From Birch Gold Group
Over the course of the past several months, something unprecedented has taken place in the U.S. Treasury market: Nations around the world have been selling treasuries at an alarming rate. The troubling amount of treasuries being liquidated by foreign countries now places the total of “custodial paper,” or treasuries held in reserve, in the Federal Reserve’s custodial account at $2.805 trillion. This is the lowest level since 2012.
Meanwhile, private buyers are quietly compensating for the sell-off, but there’s no reason to believe they won’t decide to start ditching treasuries as well.
If and when private buyers also begin to purge treasuries, the fallout will be severe, and the financial stability of average Americans could be at stake.
Biggest Liquidation of U.S. Debt in Years
What we’re witnessing could be the largest sell-off of U.S. debt in recent history, and it’s happening with “unprecedented” speed. China, Saudi Arabia, and several other nations are rapidly dumping treasuries, and the impact could put the American public at risk.

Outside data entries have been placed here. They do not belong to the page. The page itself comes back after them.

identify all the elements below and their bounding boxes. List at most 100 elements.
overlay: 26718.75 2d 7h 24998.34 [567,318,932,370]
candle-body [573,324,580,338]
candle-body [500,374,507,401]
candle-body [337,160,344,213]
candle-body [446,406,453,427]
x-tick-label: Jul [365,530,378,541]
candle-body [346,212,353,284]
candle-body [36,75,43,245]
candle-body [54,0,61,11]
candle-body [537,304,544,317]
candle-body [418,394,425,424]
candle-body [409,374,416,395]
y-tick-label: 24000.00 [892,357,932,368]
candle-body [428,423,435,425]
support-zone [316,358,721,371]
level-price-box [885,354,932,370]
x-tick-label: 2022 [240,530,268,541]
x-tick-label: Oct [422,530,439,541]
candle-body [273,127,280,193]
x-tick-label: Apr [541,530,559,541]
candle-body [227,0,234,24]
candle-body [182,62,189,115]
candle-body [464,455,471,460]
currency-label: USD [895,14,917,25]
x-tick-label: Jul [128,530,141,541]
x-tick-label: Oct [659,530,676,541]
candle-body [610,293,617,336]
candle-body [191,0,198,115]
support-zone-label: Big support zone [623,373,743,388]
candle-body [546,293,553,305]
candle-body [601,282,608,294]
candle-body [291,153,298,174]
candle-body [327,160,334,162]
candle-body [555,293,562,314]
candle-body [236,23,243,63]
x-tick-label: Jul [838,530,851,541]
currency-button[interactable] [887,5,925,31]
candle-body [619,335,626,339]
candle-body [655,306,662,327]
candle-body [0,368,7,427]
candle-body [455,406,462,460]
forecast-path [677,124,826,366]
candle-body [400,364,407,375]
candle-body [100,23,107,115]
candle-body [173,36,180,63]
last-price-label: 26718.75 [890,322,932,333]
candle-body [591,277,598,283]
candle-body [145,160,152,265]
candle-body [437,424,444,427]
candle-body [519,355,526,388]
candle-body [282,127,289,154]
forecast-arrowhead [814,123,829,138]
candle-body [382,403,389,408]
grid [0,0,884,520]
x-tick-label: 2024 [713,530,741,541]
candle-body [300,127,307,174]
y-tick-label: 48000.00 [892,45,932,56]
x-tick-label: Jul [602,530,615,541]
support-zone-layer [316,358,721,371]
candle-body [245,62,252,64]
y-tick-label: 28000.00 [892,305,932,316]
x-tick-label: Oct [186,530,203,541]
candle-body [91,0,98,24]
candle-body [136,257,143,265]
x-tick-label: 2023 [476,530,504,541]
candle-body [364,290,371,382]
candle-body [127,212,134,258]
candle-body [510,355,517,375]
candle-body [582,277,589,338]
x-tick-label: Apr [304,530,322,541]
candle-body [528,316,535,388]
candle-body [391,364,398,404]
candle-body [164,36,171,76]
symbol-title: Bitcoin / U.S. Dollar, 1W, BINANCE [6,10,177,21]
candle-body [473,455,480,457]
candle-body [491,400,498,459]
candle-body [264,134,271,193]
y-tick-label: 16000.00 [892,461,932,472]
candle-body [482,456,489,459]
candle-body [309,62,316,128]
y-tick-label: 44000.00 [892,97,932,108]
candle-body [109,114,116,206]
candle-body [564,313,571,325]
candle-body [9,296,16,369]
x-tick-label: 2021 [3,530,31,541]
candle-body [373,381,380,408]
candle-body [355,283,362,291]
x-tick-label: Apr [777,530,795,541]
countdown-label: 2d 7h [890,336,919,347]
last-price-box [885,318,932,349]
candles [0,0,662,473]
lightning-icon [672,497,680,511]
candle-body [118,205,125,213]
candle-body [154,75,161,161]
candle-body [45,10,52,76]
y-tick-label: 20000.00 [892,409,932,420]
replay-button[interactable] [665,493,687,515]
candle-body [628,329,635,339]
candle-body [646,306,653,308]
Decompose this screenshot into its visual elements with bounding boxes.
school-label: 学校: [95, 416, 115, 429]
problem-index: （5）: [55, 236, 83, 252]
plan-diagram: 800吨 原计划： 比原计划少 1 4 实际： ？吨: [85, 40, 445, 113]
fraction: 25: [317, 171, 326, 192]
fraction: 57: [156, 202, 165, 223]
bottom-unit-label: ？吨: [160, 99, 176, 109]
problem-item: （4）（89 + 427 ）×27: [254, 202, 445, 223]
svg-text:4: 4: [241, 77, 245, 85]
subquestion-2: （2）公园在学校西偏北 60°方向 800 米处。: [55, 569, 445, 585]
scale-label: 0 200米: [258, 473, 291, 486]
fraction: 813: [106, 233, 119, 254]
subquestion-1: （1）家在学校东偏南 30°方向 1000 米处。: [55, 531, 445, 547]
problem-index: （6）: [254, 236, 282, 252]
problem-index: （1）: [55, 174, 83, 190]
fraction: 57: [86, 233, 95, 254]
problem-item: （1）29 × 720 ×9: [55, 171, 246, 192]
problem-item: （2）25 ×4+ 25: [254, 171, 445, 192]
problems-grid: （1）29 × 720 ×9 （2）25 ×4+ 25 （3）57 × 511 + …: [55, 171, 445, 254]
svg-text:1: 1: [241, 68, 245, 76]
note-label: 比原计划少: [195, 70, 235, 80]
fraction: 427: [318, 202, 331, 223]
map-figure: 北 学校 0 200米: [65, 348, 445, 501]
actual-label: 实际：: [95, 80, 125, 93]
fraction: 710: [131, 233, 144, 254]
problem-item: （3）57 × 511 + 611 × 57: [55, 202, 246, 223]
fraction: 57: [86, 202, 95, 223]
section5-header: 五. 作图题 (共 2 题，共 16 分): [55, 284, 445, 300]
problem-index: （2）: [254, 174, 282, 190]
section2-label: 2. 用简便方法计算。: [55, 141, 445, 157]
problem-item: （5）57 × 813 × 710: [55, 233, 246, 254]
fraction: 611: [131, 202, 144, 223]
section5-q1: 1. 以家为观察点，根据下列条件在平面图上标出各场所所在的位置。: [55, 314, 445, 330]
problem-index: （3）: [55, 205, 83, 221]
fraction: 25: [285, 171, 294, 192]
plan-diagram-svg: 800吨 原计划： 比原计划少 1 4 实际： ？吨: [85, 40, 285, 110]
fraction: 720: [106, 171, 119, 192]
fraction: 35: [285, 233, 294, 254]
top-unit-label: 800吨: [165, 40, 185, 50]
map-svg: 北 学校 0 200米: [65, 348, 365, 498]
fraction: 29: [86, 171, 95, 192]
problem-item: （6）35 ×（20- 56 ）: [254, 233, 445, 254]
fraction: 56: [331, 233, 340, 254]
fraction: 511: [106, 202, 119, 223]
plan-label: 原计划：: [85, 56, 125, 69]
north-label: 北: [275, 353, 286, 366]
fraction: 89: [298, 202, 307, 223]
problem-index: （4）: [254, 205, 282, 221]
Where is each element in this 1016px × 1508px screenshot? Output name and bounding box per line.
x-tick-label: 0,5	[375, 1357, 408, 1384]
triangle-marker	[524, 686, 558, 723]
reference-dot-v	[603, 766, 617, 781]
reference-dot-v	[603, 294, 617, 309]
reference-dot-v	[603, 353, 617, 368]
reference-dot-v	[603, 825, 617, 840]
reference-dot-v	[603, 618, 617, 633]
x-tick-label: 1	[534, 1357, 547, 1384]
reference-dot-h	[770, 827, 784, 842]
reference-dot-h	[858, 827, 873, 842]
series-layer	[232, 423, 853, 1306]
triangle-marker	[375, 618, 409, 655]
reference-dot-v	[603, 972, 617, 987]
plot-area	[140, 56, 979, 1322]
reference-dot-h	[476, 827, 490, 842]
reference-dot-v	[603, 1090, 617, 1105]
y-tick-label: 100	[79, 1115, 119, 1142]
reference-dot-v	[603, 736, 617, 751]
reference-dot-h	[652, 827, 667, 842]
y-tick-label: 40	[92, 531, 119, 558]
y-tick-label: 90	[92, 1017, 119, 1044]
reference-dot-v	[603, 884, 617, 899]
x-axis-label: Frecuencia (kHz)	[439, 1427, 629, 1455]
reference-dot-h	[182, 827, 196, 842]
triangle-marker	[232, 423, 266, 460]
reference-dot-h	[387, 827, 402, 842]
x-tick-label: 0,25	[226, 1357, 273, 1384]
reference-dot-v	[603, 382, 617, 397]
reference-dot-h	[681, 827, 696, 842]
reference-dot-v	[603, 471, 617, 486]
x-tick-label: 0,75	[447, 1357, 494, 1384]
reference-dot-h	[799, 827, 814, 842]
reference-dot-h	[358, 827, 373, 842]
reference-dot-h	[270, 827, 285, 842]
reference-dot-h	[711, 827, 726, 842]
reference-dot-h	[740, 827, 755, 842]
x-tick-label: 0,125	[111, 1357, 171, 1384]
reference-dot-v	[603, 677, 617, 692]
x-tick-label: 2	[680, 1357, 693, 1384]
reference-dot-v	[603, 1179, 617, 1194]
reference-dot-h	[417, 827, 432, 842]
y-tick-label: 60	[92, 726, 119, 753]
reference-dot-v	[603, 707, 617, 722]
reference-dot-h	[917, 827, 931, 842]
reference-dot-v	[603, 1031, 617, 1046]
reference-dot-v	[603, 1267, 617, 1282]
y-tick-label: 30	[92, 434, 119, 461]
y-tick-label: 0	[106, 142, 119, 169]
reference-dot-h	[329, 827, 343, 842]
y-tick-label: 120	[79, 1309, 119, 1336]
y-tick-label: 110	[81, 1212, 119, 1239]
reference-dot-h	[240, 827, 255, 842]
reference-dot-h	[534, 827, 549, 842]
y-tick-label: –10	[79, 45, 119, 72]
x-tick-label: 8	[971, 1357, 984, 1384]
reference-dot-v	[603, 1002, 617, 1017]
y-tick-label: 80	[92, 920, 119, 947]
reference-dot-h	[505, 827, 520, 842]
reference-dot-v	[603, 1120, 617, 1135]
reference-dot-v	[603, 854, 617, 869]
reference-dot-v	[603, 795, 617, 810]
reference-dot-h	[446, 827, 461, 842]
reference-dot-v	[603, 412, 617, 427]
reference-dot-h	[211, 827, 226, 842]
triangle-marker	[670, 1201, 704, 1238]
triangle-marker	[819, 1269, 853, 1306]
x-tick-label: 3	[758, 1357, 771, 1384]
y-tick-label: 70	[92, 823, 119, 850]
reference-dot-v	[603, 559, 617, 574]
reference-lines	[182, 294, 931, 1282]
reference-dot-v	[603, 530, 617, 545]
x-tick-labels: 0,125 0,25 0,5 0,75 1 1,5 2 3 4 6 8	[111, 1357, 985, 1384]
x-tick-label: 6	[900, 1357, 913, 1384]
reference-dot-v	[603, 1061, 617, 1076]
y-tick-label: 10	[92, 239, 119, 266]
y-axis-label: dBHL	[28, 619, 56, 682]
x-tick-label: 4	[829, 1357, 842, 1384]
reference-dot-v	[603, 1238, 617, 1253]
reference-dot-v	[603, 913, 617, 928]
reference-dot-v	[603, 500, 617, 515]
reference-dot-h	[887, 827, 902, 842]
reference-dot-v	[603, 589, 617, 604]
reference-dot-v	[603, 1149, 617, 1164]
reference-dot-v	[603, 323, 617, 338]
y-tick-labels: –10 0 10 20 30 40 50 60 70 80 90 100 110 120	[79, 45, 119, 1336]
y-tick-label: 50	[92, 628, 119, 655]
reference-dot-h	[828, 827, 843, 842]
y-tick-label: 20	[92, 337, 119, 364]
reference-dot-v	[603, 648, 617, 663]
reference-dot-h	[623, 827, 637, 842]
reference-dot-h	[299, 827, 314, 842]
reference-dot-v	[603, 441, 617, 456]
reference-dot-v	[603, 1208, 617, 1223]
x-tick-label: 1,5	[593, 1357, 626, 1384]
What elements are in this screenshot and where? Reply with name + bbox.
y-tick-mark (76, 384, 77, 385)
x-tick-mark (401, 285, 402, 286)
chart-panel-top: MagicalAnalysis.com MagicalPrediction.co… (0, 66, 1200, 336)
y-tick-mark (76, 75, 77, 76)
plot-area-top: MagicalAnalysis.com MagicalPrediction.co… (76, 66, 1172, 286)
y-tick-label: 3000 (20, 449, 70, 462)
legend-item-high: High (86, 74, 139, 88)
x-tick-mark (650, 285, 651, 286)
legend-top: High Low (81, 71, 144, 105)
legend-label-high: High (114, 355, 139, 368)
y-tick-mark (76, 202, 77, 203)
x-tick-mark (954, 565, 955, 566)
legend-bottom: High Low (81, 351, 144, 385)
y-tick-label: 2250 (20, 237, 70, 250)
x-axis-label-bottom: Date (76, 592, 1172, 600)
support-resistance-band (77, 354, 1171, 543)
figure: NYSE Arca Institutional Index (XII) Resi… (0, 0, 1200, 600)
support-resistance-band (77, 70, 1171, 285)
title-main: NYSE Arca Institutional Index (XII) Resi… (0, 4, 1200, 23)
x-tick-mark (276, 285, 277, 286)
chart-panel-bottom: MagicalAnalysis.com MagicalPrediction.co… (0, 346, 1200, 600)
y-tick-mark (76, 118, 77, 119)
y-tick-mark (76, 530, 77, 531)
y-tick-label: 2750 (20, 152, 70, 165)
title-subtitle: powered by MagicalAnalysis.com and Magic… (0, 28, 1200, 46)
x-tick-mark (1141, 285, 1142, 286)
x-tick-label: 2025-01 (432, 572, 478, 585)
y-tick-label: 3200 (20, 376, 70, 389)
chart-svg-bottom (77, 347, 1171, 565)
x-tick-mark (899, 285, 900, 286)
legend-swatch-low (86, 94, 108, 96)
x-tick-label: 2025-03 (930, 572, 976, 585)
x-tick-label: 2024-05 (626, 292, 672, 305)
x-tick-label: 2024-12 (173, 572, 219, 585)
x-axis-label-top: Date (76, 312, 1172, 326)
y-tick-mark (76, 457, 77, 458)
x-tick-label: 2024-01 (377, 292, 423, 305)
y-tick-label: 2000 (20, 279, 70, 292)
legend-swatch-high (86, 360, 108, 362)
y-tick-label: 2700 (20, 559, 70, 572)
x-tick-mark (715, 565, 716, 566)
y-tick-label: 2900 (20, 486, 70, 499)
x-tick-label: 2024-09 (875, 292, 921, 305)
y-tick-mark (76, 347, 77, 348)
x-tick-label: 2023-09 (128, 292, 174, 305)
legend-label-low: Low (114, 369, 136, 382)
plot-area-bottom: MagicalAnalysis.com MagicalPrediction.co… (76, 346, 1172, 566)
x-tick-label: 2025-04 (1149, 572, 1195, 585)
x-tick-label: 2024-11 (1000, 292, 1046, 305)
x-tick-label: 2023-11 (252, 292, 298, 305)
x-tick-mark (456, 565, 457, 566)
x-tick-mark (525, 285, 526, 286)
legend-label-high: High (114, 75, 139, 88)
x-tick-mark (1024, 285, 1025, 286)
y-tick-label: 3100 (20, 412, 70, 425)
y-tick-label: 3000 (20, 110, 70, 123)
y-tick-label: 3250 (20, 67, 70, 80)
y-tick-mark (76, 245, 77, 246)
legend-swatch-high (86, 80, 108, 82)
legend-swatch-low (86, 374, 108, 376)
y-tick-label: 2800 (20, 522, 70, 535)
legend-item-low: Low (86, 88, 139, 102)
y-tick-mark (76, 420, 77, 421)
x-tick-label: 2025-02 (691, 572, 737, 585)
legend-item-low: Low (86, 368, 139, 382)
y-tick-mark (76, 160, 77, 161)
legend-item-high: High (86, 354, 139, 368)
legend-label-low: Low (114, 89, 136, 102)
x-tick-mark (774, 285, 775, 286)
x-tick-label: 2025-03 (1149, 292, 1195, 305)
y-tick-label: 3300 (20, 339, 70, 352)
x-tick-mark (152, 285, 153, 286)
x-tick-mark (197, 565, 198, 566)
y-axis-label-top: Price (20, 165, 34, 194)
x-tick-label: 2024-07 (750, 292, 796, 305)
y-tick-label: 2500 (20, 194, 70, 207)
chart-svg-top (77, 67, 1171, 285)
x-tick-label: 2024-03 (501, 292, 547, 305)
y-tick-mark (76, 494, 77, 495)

The reason for this spike of selling lies in the urgent need for countries like China and Saudi Arabia to offset global downward pressure. China probably wants to use these treasury liquidations to prop up growth and show strength to the rest of the world – despite its own economic slowdown. While Saudi Arabia is probably searching for a way to mitigate its issues from the ongoing oil slump.
But in an effort to move their own agendas forward, these countries could be setting the U.S. up for trouble.
Private buyers and smaller nations are currently the only parties keeping the U.S. Treasury situation from degrading further. But if they decide to follow the lead of countries like China and Saudi Arabia, it could be a serious problem.
At that point, the Federal Reserve would be forced to step in with further quantitative easing (printing money and artificially lowering rates) to keep the economy afloat. And as we’ve already seen time and time again, that strategy only prolongs the inevitable: a major recession and stock market correction.
Could This Trigger the Next Recession?
Speaking of recessions, it’s worth noting that the U.S. is long overdue for one, and this could be one of the catalysts that finally brings the next one about.
Robert Romano explains:
“…these movements of U.S. treasuries, a safe haven asset for the West and surplus reserve for the East, tells us basically two things: 1) surpluses for exporters are not what they used to be, indicating the global economic slowdown is still ongoing and that the drop in the price of oil is hurting oil exporters; and 2) the West is bulking up on safe haven assets, probably in preparation for the forthcoming recession that is now overdue. The U.S. averages a recession every 6 to 7 years, and the last one we had was in 2009.”
Americans with a keen eye on the market will likely take this as a cue to start preparing for the next downturn, and consider using precious metals to do so.
This gives us two good reasons why today could be one of the best times to reevaluate your strategy and incorporate gold accordingly: 1) An increase in both gold buyers and global uncertainty as a result of what’s happening right now in the U.S. Treasury market could drive gold prices upward, and 2) when the next perennial recession does arrive, it will position gold and other precious metal prices to rise even further.